L’Himalaya se réchauffe à un rythme alarmant depuis des années, faisant fondre la glace longtemps emprisonnée dans les glaciers, le sol et les roches, augmentant le risque d’inondations et de glissements de terrain dévastateurs, ont averti les scientifiques. Les populations voisines étaient vulnérables, ont-ils dit, et l’écosystème de la région était devenu trop fragile pour de grands projets de développement.

Mais le gouvernement indien a ignoré les objections des experts et les protestations des résidents locaux pour faire exploser des roches et construire des projets hydroélectriques dans des zones instables comme celle de l’État nord de l’Uttarakhand, où la catastrophe a frappé.
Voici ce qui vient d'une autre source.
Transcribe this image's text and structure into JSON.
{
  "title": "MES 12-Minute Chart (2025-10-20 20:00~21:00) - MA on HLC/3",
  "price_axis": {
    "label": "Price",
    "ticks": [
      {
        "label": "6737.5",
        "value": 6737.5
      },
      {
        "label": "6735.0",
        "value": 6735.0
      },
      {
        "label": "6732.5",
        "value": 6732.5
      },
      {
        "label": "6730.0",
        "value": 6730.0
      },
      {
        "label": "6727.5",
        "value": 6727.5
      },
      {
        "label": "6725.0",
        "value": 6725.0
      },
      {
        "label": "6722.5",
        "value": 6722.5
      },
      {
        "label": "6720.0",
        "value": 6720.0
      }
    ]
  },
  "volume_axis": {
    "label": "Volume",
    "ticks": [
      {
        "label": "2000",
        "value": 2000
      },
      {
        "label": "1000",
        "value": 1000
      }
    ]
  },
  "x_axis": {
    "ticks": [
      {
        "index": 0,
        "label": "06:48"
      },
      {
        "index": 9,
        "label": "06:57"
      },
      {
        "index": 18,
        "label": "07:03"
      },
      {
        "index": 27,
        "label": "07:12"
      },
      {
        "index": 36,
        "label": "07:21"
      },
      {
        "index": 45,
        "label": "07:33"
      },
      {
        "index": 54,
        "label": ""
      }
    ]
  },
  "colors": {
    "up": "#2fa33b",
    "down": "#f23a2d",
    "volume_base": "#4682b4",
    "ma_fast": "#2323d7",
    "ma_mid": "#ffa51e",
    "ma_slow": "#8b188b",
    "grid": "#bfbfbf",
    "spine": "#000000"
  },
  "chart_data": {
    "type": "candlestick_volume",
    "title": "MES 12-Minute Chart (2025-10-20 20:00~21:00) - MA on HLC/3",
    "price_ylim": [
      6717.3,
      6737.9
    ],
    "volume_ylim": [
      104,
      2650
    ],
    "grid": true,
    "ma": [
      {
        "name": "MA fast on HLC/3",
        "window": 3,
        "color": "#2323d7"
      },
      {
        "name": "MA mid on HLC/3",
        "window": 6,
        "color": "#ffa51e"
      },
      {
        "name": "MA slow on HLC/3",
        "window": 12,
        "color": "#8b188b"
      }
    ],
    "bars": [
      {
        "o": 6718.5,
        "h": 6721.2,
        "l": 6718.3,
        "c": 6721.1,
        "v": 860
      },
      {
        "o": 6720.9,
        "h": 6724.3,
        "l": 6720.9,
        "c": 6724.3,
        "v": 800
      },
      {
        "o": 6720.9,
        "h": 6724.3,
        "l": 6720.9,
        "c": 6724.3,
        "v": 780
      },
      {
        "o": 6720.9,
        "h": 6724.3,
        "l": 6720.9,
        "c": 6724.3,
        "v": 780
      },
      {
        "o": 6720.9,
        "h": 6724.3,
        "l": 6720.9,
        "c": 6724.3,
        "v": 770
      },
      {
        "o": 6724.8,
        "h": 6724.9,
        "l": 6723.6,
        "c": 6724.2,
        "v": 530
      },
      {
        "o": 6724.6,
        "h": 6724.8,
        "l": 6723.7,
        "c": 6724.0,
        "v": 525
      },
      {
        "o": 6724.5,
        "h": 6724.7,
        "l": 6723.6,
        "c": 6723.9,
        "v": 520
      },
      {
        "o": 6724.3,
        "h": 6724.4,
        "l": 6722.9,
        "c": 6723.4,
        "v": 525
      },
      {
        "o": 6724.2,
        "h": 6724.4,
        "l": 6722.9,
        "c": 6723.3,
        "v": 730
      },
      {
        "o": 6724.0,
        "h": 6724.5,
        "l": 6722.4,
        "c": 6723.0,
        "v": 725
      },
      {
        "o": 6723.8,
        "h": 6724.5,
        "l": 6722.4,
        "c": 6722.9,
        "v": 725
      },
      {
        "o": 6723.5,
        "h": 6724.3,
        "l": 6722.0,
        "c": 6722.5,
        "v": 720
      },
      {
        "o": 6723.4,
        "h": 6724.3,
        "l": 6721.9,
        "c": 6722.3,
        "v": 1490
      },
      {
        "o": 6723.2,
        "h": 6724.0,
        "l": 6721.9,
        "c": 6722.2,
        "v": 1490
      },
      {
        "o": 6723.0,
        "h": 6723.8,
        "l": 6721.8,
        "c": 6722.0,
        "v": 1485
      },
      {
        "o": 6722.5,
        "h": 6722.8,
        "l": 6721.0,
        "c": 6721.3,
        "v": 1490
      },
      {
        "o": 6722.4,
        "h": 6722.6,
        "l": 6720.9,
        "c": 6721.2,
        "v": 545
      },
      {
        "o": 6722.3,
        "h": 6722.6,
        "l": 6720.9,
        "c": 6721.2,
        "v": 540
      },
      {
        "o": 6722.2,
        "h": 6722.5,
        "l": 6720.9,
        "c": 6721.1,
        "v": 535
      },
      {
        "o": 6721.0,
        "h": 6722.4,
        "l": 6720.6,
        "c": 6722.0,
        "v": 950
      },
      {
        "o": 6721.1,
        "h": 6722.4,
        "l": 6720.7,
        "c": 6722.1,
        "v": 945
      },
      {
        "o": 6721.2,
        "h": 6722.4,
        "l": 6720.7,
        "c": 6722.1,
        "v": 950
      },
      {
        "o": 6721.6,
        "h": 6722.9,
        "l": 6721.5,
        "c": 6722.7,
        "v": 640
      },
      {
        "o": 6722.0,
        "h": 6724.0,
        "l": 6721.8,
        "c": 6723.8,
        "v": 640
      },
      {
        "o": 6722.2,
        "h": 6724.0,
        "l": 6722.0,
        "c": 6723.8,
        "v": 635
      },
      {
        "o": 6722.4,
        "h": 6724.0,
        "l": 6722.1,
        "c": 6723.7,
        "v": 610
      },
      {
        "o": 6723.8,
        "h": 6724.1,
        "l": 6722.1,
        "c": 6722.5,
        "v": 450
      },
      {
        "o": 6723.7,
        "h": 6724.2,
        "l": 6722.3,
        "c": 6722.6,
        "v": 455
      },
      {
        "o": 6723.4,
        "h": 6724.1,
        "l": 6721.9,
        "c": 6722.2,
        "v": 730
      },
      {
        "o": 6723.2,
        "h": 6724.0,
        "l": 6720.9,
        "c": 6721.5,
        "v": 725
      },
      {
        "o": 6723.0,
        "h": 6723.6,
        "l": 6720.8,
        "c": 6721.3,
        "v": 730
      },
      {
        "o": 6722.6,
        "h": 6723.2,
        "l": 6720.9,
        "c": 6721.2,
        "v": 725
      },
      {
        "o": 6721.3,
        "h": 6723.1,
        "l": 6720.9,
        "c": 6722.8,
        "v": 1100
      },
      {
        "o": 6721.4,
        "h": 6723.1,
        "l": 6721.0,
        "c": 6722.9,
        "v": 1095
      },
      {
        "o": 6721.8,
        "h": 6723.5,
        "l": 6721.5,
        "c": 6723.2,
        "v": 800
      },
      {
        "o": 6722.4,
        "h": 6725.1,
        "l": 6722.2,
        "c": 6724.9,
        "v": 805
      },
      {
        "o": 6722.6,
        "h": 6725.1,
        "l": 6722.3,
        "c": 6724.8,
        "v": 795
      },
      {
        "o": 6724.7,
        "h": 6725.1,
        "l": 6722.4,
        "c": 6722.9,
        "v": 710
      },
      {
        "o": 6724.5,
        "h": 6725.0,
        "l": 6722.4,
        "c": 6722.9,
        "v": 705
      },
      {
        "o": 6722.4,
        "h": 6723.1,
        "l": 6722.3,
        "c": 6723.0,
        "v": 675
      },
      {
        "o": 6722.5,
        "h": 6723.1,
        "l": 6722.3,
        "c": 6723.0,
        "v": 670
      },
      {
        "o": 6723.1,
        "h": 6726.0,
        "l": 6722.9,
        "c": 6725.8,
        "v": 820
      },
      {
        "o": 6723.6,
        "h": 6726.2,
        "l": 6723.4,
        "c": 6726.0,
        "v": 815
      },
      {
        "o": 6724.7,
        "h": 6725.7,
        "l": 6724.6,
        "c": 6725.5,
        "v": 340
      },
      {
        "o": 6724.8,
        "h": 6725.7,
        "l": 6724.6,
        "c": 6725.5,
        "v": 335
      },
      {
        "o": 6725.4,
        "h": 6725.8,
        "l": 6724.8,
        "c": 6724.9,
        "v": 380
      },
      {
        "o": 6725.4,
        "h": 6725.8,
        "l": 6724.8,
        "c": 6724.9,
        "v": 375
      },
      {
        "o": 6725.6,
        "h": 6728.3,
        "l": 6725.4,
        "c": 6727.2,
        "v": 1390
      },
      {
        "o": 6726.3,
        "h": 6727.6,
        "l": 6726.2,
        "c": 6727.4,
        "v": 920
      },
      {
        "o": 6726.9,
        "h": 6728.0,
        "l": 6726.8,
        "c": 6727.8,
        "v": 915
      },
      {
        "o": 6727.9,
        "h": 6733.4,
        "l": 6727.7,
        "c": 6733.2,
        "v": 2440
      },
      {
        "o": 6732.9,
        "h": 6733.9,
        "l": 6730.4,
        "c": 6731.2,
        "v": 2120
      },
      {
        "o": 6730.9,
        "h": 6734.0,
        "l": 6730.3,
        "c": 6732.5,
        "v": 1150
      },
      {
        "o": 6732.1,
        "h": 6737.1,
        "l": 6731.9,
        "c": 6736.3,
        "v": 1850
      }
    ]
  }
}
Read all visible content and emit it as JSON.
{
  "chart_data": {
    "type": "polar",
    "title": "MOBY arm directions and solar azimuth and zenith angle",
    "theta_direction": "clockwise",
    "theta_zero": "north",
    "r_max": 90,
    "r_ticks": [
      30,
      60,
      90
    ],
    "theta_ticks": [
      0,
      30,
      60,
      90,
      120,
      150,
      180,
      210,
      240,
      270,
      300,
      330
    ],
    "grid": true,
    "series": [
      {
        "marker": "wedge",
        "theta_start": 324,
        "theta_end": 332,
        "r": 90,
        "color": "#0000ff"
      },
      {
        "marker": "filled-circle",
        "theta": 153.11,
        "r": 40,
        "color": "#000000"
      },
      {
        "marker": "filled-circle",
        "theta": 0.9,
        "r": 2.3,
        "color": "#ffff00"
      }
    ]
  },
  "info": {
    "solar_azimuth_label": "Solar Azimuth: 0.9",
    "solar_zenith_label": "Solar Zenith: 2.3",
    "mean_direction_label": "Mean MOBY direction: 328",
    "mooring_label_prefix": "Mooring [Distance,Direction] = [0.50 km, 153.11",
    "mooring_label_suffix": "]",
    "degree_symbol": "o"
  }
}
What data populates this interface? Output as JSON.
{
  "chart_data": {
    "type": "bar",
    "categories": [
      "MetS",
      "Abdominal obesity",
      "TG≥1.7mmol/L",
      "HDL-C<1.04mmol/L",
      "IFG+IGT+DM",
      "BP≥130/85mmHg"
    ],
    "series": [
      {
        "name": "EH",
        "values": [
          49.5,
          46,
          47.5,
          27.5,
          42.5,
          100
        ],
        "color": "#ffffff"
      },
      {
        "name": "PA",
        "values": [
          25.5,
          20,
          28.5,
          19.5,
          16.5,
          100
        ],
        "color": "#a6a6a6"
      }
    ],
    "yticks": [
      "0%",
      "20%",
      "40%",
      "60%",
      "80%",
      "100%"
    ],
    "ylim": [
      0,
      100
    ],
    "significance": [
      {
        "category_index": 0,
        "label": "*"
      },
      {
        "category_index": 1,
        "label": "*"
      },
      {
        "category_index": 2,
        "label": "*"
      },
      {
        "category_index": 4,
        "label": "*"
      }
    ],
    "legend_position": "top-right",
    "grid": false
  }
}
Des responsables ont déclaré lundi que les corps de 26 victimes avaient été retrouvés alors que la recherche se poursuivait pour près de 200 personnes disparues. Dimanche, une vague d’eau et de débris a déferlé sur les vallées escarpées de la rivière Rishiganga, effaçant tout sur son passage. La plupart des victimes étaient des travailleurs des projets électriques.

Les villageois ont déclaré que les autorités chargées de superviser les projets de développement coûteux ne les avaient pas préparés à ce qui allait arriver, donnant un faux sentiment de confiance que rien ne se passerait.

«Il n’y avait pas de programme ou de formation dans le village sur la gestion des catastrophes par le gouvernement», a déclaré Bhawan Singh Rana, chef du village de Raini, frappé par certains des pires dégâts. «Notre village est sur un rocher, et nous craignons qu’il puisse glisser à tout moment.»

Les forces de sécurité se sont concentrées sur un tunnel où, selon elles, 30 personnes ont été piégées. De la nourriture a été parachutée dans environ 13 villages où les routes ont été coupées, avec environ 2 500 personnes piégées.

La dévastation des inondations de l’Uttarakhand a une fois de plus attiré l’attention sur l’écosystème fragile de l’Himalaya, où des millions de personnes ressentent l’impact du réchauffement climatique. La Banque mondiale a averti que le changement climatique pourrait réduire considérablement les conditions de vie des jusqu’à 800 millions de personnes en Asie du Sud. Mais les effets se font déjà sentir, souvent de manière meurtrière, dans de grandes parties de la ceinture himalayenne du Bhoutan à l’Afghanistan.

La région a environ 15000 glaciers, qui reculent à un rythme de 100 à 200 pieds par décennie. La fonte alimente ou crée des milliers de lacs glaciaires qui peuvent soudainement percer la glace et les débris rocheux qui les retiennent, provoquant des inondations catastrophiques. Au Népal, au Bhoutan, en Inde et au Pakistan, un grand nombre de lacs glaciaires ont été jugés imminemment dangereux par le Centre international pour le développement intégré des montagnes, un groupe intergouvernemental.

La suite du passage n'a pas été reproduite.